В голове Масуда заворочалась беспокойная догадка: «Что-то еще случилось, это не все…» И, положив руку на плечо Исака, он спросил:
— Аксакал! Вы мне все рассказали?
Газета со статьей Т. Обидова лежала под поясным платком Исака, под халатом, но он решил ни за что не показывать ее Масуду перед дорогой. Сам Икрамов его успокоит, вразумит. А сейчас чего говорить? И так парень нервничает из-за Дильдор. Лишней соли на раны сыпать? Конечно, не лучше, если Масуд увидит газету где-нибудь по дороге, но вряд ли… Скорее всего, разминется с медленной почтовой арбой, которая развозила ташкентские издания по кишлакам с опозданием на два, а то и три дня. Пусть прочтет этот, как говорил Алексей Трошин, «клеветон» уже в Ташкенте. А там сразу и разговор с Икрамовым…
Масуд катил, с воодушевлением крутя педали своего застоявшегося «аэроплана». К секретарю ЦК! По пустяку не позвали бы. Кого? Сельского учителя.
А главное — завтра он будет в Ташкенте. Увидит Дильдор, зайдет к ней, как обещал. Увидит маму, отца. Завтра…
ГЛАВА ДВАДЦАТЬ ЧЕТВЕРТАЯ
Дальше и дальше оставалось все, к чему Масуд уже привык, что каждый день и видел и слышал. Чинаровая роща, мельница, мост… Шум реки, зябкие ночи, в которые с векового ореха около дома Салахитдина-ишана, опустевшего теперь, ухает сова.

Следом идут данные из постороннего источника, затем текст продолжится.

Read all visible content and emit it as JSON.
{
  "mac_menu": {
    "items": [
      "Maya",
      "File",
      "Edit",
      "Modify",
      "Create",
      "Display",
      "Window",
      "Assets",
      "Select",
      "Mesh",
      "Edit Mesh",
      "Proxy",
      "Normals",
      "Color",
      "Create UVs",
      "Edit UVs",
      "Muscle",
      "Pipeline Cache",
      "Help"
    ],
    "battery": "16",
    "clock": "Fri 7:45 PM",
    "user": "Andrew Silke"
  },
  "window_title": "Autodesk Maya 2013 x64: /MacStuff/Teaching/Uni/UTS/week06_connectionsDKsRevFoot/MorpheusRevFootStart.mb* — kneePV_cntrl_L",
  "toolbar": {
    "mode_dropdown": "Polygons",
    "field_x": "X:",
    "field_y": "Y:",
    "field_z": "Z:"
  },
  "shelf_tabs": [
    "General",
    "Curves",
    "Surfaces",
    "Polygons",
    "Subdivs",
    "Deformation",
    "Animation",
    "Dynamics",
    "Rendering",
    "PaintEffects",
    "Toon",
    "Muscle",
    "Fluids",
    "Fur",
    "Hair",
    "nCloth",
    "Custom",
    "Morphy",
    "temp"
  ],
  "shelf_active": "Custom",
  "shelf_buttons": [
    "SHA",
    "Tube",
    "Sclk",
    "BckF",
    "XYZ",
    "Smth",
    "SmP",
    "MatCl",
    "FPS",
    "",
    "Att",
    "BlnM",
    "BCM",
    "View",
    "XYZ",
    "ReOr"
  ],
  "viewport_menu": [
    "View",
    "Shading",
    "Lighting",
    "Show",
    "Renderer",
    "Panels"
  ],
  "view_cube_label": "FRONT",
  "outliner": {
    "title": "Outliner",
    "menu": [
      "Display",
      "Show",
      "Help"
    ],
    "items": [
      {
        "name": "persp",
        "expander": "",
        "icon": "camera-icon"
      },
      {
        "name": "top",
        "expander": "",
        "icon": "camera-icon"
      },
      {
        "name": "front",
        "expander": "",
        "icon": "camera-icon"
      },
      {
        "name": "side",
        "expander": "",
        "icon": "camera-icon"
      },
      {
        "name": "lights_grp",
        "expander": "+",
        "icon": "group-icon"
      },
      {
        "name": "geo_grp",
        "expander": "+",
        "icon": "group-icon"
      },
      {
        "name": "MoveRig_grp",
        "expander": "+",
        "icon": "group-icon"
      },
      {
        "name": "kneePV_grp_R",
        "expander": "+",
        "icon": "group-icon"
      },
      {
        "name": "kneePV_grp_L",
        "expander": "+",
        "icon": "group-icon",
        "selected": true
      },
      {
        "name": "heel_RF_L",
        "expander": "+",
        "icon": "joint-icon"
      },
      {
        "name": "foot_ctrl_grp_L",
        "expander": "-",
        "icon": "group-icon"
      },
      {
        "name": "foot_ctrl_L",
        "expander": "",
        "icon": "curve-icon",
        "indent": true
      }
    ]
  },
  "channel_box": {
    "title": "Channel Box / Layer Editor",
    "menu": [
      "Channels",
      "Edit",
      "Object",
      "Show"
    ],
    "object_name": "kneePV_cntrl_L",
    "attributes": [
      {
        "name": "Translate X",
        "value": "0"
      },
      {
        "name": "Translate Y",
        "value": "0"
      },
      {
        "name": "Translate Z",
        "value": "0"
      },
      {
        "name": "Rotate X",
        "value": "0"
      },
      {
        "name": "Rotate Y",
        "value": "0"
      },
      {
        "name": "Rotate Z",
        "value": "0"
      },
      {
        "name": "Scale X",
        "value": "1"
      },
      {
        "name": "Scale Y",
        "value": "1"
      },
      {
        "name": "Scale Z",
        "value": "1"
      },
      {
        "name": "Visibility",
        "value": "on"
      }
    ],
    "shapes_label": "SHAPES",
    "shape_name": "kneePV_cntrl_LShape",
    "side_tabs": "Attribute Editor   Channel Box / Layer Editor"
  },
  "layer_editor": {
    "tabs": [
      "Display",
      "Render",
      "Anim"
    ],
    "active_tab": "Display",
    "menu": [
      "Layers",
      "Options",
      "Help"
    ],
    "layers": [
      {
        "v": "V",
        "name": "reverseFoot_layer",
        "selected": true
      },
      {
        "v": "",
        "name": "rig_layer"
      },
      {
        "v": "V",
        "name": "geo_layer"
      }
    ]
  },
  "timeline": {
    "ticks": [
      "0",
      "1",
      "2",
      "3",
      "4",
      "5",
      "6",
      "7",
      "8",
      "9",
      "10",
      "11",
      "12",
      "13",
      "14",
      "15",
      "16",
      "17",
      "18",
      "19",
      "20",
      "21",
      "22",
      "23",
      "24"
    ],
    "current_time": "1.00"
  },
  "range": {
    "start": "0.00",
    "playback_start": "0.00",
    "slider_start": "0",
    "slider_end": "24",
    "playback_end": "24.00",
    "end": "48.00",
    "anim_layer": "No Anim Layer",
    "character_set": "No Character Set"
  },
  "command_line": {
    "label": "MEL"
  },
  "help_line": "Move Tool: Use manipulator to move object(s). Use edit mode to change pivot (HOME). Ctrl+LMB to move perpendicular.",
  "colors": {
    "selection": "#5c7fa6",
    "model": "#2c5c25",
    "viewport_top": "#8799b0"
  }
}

Тетя Умринисо уже, наверно, звонит в свой колокольчик, зовет детей на первый урок. Справится ли с порядком в школе Салима, которую он оставил за себя? Школа, может быть, самый мирный дом на земле, но забот в ней — хоть отбавляй! В Ташкенте он обязательно улучит минуту, зайдет в Наркомат просвещения и поблагодарит, кого надо, хоть самого Обидия, за то, что прислали двух новых учителей — Салиджана и Ульмасхон, славные ребята. В самый раз приехали — как-никак у них, в Ходжикенте, теперь около трехсот учеников, не считая тех, кто ходит на курсы ликбеза.

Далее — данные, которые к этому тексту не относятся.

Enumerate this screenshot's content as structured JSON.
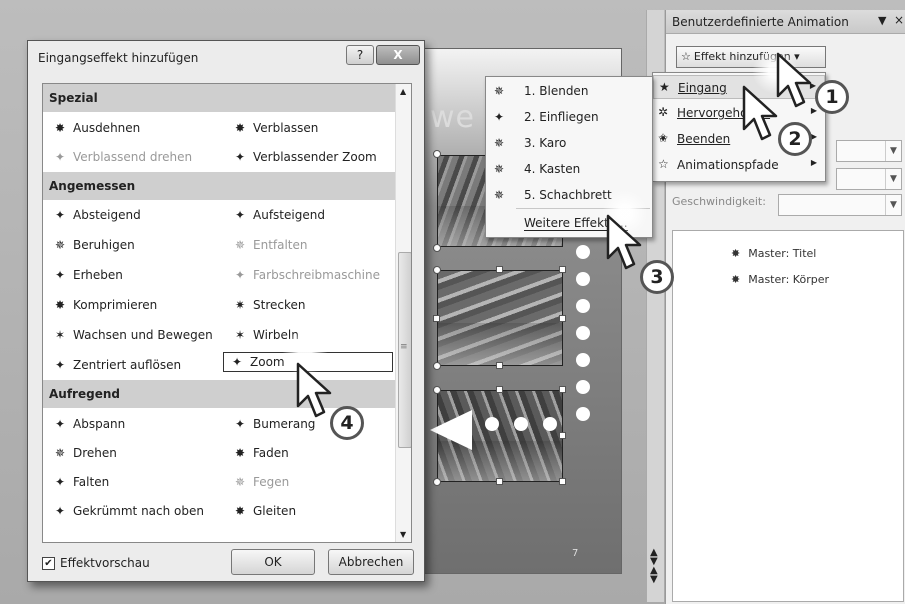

В дороге хорошо думается. Вспоминались день за днем, и он поразился, неужели все это произошло за такой недолгий срок? Были дни разрушительные, как горный обвал. Были и такие, когда казалось, что все вокруг перерождается, чтобы расти в цвету. Люди еще не понимали, сколько сил в руки дала им новая жизнь, а он сейчас думал, что не зря в народе исстари говорят: «Мир дунет — буря, мир плюнет — море!» Невозможно переоценить эту силу — миллионы рук, взявшихся вместе за одно дело.